Duodenum papilla may present in different shapes and sizes ( Fig. 3.11 A and B). The papilla and surrounding areas are common locations for familial adenomatous polyposis ( Fig. 3.6 B). Patients with ulcerative colitis, or primary sclerosing cholangitis (PSC) or IgG4-associated systemic disorders may present with diffuse duodenitis or mucinous discharge from intraductal papillary mucinous neoplasm ( Fig. 3.11 C-new). Ampullary adenomas can occur in patients with long-standing small bowel CD ( Fig. 3.11 D-new) Ampullary lesions may explain some “idiopathic pancreatitis” in CD .

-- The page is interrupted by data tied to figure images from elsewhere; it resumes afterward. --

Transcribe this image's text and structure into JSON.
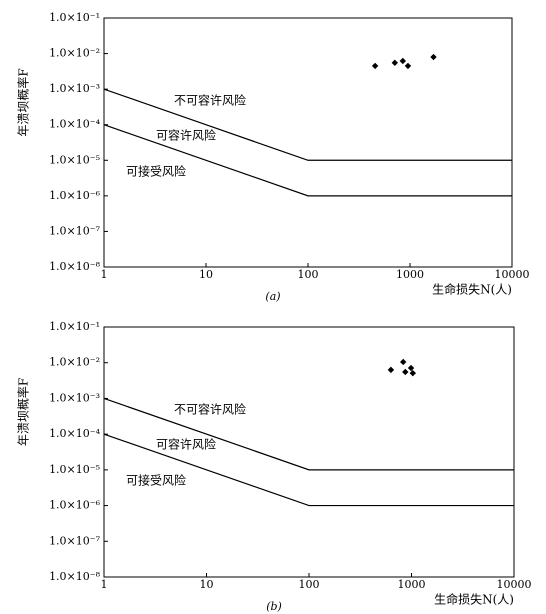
{
  "chart_data": [
    {
      "type": "scatter",
      "xscale": "log",
      "yscale": "log",
      "x_label": "生命损失N(人)",
      "y_label": "年溃坝概率F",
      "caption": "(a)",
      "xlim": [
        1,
        10000
      ],
      "ylim": [
        1e-08,
        0.1
      ],
      "xticks": [
        1,
        10,
        100,
        1000,
        10000
      ],
      "yticks": [
        {
          "value": 1e-08,
          "label": "1.0×10⁻⁸"
        },
        {
          "value": 1e-07,
          "label": "1.0×10⁻⁷"
        },
        {
          "value": 1e-06,
          "label": "1.0×10⁻⁶"
        },
        {
          "value": 1e-05,
          "label": "1.0×10⁻⁵"
        },
        {
          "value": 0.0001,
          "label": "1.0×10⁻⁴"
        },
        {
          "value": 0.001,
          "label": "1.0×10⁻³"
        },
        {
          "value": 0.01,
          "label": "1.0×10⁻²"
        },
        {
          "value": 0.1,
          "label": "1.0×10⁻¹"
        }
      ],
      "annotations": [
        "不可容许风险",
        "可容许风险",
        "可接受风险"
      ],
      "series": [
        {
          "type": "line",
          "color": "#000000",
          "x": [
            1,
            100,
            10000
          ],
          "values": [
            0.001,
            1e-05,
            1e-05
          ]
        },
        {
          "type": "line",
          "color": "#000000",
          "x": [
            1,
            100,
            10000
          ],
          "values": [
            0.0001,
            1e-06,
            1e-06
          ]
        },
        {
          "type": "scatter",
          "color": "#000000",
          "x": [
            455,
            710,
            850,
            955,
            1700
          ],
          "values": [
            0.0045,
            0.0055,
            0.0062,
            0.0045,
            0.008
          ]
        }
      ]
    },
    {
      "type": "scatter",
      "xscale": "log",
      "yscale": "log",
      "x_label": "生命损失N(人)",
      "y_label": "年溃坝概率F",
      "caption": "(b)",
      "xlim": [
        1,
        10000
      ],
      "ylim": [
        1e-08,
        0.1
      ],
      "xticks": [
        1,
        10,
        100,
        1000,
        10000
      ],
      "yticks": [
        {
          "value": 1e-08,
          "label": "1.0×10⁻⁸"
        },
        {
          "value": 1e-07,
          "label": "1.0×10⁻⁷"
        },
        {
          "value": 1e-06,
          "label": "1.0×10⁻⁶"
        },
        {
          "value": 1e-05,
          "label": "1.0×10⁻⁵"
        },
        {
          "value": 0.0001,
          "label": "1.0×10⁻⁴"
        },
        {
          "value": 0.001,
          "label": "1.0×10⁻³"
        },
        {
          "value": 0.01,
          "label": "1.0×10⁻²"
        },
        {
          "value": 0.1,
          "label": "1.0×10⁻¹"
        }
      ],
      "annotations": [
        "不可容许风险",
        "可容许风险",
        "可接受风险"
      ],
      "series": [
        {
          "type": "line",
          "color": "#000000",
          "x": [
            1,
            100,
            10000
          ],
          "values": [
            0.001,
            1e-05,
            1e-05
          ]
        },
        {
          "type": "line",
          "color": "#000000",
          "x": [
            1,
            100,
            10000
          ],
          "values": [
            0.0001,
            1e-06,
            1e-06
          ]
        },
        {
          "type": "scatter",
          "color": "#000000",
          "x": [
            630,
            830,
            870,
            990,
            1030
          ],
          "values": [
            0.0063,
            0.0105,
            0.0055,
            0.0071,
            0.0051
          ]
        }
      ]
    }
  ]
}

Duodenum papilla in the healthy and inflammatory bowel disease. (A) Normal duodenum papilla ( green arrow ); (B) Normal-appearing papilla on narrow-band imaging ( blue arrow ) with histology showing low-grade dysplasia in a patient with familial adenomatous polyposis; (C) Mucin discharge from intraductal papillary mucinous neoplasm in a patient with ulcerative colitis; (D) Ampullary tubulovillous adenoma in a patient with long-standing small bowel Crohn’s disease.
Jejunum
Normal jejunum contains plicae circulares (muscular flaps or valves of Kerckring) and villi ( Fig. 3.11 A). Diseases limited to jejunum only are rare. CD and its postoperative changes are examples ( Figs. 3.11 B, C, and D). ( Fig. 3.12 ).